Wilkerson - source - Kiyonori-Kikutake-M

 

     in quarantine’s doldrums,

     odd days when the sun winks

     at itself, and gets stuck like that,

     a floating, vague urbanity— 

     days I get away with, popping seltzer, 

     envied ancestor of all blanched

     timelines, time-outs,

     for instance, a bitter lilypad network

     built to nurse a million pasts

     in each hexagonal cell—

     it’s like I’m a city remembering 

     itself remembering the coast, 

     where history once glinted weakly

     with the vacant smile of an heiress—

     an embankment of evidence

     against its central abyss—

     the way each floating platform toggles

     into the foreground the massive arc 

     of the ocean’s indifference.

     it’s like someone struggling

     to recall seagulls.

     it’s a feeling of concrete years, 

     of piers asleep round submarine towers,

     rogue whiff of jasmine

     skimming somewhere off the spray 

     or where will my little black cat hide

     out there in the rain?

     a sense of a reprisal: rain

     once more sputtering negative vistas,

     the stripes of salt petals

     clinging to identical towers, 

     mewling at night, familiar grumble: 

     this’ll be the big one

     there’s the low-sodium type 

     again, tying down empty benches,

     the wet poster clinging to concrete:

     lost past, if not found please

     drift forever through endless whitecaps.
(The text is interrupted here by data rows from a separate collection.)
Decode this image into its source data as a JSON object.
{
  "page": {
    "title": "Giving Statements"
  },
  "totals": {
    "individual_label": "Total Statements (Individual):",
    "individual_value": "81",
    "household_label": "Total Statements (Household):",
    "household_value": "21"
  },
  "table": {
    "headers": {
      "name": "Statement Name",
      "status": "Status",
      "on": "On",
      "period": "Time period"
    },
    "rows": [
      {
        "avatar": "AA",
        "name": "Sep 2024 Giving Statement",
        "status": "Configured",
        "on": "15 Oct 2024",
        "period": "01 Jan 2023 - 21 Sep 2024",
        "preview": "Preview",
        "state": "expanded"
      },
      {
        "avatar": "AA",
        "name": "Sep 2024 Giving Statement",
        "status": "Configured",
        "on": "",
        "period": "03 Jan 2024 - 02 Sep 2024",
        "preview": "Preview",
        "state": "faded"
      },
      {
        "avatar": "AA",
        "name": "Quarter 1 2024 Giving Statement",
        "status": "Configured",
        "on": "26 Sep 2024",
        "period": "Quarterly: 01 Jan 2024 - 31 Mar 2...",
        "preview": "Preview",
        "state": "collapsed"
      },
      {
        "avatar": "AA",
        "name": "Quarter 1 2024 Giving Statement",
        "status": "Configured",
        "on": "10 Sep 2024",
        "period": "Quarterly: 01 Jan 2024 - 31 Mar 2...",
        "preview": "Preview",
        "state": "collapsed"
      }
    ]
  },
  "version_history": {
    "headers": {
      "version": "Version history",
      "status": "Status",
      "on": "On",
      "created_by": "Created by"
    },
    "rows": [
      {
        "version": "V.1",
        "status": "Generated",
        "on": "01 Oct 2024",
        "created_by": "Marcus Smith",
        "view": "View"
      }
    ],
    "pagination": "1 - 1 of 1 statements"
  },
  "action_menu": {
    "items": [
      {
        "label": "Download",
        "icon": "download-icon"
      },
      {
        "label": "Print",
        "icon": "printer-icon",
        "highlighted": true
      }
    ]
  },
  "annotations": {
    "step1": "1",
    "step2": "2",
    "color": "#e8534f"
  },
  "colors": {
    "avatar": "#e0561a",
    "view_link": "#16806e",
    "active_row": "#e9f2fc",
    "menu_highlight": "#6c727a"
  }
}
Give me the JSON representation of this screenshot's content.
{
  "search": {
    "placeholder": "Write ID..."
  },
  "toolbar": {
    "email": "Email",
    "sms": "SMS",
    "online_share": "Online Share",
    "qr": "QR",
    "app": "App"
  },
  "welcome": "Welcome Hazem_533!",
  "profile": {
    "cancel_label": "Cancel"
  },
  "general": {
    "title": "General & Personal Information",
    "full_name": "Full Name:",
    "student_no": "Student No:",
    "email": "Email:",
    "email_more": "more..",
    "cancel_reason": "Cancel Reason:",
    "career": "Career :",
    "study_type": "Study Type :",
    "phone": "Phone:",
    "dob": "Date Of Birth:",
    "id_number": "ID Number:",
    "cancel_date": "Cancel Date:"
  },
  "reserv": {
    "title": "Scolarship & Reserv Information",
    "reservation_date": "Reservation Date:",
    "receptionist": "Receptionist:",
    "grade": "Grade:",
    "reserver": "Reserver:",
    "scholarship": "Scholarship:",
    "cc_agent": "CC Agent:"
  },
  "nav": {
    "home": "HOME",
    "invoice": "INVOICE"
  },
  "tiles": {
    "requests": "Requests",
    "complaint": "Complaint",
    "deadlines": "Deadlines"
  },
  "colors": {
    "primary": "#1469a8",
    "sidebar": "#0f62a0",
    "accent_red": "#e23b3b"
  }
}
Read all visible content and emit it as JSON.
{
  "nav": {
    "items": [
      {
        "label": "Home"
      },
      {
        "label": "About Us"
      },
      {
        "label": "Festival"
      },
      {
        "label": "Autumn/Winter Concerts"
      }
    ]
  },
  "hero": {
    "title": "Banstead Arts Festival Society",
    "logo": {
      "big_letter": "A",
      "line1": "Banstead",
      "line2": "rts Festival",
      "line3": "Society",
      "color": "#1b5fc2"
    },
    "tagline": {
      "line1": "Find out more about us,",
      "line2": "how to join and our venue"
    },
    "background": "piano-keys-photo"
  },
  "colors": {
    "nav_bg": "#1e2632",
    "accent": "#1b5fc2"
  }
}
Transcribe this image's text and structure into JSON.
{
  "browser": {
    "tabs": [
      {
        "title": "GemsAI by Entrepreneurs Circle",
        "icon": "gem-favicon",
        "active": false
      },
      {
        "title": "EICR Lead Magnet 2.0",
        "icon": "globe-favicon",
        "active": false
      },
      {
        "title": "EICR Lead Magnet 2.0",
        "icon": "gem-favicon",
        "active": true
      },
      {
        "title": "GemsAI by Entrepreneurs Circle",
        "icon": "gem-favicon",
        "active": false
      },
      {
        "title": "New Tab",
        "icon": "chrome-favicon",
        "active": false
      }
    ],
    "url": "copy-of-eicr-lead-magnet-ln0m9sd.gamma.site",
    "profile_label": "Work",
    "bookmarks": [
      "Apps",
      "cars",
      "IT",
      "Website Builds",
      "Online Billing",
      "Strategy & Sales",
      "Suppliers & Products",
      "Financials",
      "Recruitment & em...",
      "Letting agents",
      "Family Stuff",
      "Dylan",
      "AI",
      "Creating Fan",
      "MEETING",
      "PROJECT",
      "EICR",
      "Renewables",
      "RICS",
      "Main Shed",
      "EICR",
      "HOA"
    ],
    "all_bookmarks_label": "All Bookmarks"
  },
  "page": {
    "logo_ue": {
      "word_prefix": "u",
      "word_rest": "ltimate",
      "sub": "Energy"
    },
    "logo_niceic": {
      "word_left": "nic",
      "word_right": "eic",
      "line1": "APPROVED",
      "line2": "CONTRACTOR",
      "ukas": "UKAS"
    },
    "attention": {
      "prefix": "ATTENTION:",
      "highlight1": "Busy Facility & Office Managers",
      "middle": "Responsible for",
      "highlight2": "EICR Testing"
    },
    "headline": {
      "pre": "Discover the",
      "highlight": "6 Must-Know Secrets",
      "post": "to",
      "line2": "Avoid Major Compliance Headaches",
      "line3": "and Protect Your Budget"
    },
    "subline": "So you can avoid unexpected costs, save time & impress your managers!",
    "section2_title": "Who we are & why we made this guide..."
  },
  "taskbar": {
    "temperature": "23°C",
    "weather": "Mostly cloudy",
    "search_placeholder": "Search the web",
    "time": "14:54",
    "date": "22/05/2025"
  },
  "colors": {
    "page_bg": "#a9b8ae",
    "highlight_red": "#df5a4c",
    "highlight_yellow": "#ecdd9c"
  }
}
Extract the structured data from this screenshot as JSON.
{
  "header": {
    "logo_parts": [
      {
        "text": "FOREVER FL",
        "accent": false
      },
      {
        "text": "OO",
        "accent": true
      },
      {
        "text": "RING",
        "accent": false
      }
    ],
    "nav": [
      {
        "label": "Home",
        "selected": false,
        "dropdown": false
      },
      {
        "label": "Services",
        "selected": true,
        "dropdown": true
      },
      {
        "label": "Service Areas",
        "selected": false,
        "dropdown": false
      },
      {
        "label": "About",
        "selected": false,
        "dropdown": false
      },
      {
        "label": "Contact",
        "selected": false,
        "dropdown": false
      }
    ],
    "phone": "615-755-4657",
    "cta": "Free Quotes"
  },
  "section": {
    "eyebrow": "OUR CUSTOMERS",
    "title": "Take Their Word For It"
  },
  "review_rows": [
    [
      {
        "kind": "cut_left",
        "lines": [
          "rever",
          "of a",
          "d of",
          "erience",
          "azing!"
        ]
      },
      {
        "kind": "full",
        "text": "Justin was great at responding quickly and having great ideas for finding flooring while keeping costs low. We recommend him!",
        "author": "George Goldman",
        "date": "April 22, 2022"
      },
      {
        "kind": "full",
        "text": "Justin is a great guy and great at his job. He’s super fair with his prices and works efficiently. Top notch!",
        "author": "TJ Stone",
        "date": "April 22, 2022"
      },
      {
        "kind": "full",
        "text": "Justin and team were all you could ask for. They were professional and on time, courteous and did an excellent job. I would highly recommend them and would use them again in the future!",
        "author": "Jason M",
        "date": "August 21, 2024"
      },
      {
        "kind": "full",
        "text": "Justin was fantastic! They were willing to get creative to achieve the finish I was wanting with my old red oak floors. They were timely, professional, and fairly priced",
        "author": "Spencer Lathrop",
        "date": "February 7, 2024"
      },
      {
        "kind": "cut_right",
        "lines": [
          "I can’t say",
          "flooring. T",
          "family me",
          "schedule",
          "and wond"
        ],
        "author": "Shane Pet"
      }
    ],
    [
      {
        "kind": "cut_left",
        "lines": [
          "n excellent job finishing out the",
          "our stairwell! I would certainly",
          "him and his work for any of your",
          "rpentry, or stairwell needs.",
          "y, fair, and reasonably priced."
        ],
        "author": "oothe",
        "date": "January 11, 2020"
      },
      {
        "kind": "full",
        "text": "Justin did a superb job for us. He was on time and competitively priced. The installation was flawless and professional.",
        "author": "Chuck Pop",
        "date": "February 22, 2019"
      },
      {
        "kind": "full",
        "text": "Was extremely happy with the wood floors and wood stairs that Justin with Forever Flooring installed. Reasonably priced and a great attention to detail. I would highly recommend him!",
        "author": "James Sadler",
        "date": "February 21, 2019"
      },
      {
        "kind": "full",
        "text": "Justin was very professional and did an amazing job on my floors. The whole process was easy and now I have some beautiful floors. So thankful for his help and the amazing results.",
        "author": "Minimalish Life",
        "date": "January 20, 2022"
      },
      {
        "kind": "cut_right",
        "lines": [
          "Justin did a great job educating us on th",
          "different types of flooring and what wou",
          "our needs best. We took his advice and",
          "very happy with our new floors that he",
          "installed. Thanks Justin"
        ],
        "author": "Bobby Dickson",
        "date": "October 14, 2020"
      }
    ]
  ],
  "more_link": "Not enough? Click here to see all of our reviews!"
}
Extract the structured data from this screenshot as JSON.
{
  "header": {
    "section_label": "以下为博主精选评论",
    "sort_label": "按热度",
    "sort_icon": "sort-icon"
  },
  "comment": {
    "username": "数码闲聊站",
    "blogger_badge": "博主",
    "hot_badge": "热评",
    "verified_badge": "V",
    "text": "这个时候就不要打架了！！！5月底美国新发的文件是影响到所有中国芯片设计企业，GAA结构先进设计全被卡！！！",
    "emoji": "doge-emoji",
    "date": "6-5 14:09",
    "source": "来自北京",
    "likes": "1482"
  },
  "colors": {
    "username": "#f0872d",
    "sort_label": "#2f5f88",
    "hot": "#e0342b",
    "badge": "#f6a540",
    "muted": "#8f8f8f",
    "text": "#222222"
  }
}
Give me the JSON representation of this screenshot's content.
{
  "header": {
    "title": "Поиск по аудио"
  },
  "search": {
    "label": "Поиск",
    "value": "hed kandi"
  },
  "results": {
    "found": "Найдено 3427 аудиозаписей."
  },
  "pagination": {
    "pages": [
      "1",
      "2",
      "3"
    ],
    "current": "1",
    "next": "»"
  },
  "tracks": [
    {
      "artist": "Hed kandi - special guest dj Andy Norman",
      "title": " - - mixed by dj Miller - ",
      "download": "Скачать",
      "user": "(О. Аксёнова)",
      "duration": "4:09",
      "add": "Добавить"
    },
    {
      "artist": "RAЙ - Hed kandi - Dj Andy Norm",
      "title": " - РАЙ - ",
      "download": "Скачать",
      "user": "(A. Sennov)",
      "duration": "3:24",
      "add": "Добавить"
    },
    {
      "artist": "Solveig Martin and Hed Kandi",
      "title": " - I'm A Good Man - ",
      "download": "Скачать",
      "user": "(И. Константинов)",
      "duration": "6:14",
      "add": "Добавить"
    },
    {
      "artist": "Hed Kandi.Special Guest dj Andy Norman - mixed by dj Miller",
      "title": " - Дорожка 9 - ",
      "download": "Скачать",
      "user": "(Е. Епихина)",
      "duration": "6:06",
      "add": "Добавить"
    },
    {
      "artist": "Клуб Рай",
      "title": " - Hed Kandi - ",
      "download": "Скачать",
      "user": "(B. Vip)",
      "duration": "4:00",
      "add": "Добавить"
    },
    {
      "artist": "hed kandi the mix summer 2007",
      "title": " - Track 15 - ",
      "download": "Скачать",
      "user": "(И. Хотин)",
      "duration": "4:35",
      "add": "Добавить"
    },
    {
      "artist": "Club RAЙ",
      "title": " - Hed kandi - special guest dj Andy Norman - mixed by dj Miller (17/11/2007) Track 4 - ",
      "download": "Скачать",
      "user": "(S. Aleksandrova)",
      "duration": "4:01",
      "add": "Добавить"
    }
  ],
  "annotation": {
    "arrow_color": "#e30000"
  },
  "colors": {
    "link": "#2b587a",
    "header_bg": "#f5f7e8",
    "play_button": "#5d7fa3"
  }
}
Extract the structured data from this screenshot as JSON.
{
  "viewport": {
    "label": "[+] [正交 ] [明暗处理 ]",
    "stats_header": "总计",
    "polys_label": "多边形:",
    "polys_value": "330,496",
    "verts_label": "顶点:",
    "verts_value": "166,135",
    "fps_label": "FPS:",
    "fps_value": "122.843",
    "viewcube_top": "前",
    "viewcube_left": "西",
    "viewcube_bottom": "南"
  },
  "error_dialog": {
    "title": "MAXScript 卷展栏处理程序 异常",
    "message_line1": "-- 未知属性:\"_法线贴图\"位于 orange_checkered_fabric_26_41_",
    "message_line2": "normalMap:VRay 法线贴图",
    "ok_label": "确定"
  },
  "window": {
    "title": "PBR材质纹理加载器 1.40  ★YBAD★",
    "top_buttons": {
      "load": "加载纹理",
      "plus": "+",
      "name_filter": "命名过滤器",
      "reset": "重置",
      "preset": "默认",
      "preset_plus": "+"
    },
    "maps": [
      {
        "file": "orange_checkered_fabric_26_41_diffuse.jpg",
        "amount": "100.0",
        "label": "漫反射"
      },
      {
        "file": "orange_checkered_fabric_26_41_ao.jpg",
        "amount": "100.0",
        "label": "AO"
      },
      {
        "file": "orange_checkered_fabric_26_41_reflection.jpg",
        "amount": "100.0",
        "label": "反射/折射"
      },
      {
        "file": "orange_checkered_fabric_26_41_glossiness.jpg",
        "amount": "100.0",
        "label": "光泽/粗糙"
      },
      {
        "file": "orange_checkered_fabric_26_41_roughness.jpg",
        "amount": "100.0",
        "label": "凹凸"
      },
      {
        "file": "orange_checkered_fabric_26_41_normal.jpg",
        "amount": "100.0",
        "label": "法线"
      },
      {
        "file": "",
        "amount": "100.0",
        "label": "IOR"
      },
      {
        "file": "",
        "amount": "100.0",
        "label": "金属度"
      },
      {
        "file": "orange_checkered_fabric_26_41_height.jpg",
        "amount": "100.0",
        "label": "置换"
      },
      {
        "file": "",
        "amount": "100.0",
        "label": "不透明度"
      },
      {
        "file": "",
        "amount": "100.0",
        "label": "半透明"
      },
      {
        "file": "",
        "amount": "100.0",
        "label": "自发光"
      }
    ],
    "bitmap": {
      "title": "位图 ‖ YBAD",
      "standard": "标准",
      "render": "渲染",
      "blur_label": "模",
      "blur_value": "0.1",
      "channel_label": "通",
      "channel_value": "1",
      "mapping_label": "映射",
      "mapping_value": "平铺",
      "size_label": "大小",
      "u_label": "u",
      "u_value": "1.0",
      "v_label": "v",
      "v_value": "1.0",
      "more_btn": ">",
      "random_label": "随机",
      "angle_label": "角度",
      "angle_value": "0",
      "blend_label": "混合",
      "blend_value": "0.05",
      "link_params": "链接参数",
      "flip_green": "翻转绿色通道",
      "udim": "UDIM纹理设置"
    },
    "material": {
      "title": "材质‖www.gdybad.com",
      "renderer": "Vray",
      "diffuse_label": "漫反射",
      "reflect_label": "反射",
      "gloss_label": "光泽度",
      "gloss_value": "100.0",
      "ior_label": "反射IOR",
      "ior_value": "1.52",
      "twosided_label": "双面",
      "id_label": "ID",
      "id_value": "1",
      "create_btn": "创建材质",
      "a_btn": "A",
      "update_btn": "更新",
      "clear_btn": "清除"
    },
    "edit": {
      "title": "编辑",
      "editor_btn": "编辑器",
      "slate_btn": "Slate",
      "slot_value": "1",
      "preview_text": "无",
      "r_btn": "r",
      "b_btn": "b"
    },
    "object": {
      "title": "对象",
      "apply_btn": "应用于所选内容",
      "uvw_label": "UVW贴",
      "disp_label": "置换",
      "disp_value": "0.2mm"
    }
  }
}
     there’s the tides repeating 

     their garbled lesson: “renewal; 

     metabolism—

     shutter the windows again, the wind

     mewls sickly in the move-nets, again,

     is the unknown cat out there,

     can its eyes still find me 

     through the gathering storm, an axis 

     of blame?

     when the sun went dark 

     we salvaged what we could 

     from the flooded cities. 

     we hover now at the surface 

     high above, sticky notes 

     citing forgotten subplots.

     what becomes of habits

     once so winning?

     with no more ‘putting away,’

     ‘pulling through,’ ‘pushing

     on,’ all of that

     went under. 

     can losing be relearned? 

     a disaster, 

     to take root, wants repetition.

     it is polished by the waves,

     as every night I watch 

     a ditch my cat once played in

     clutching its soiled enchantment 

     like a veil, filling with water &

     overflowing into the streets.

     when the rains pass

     we have months of trees,

     and new winds in their leaves.

     in the light our aloneness softens.

     the static dilates each cell

     of afternoon, and we watch

     reptiles dancing,

     ignoring sunbolts, hastening

     toward their victories.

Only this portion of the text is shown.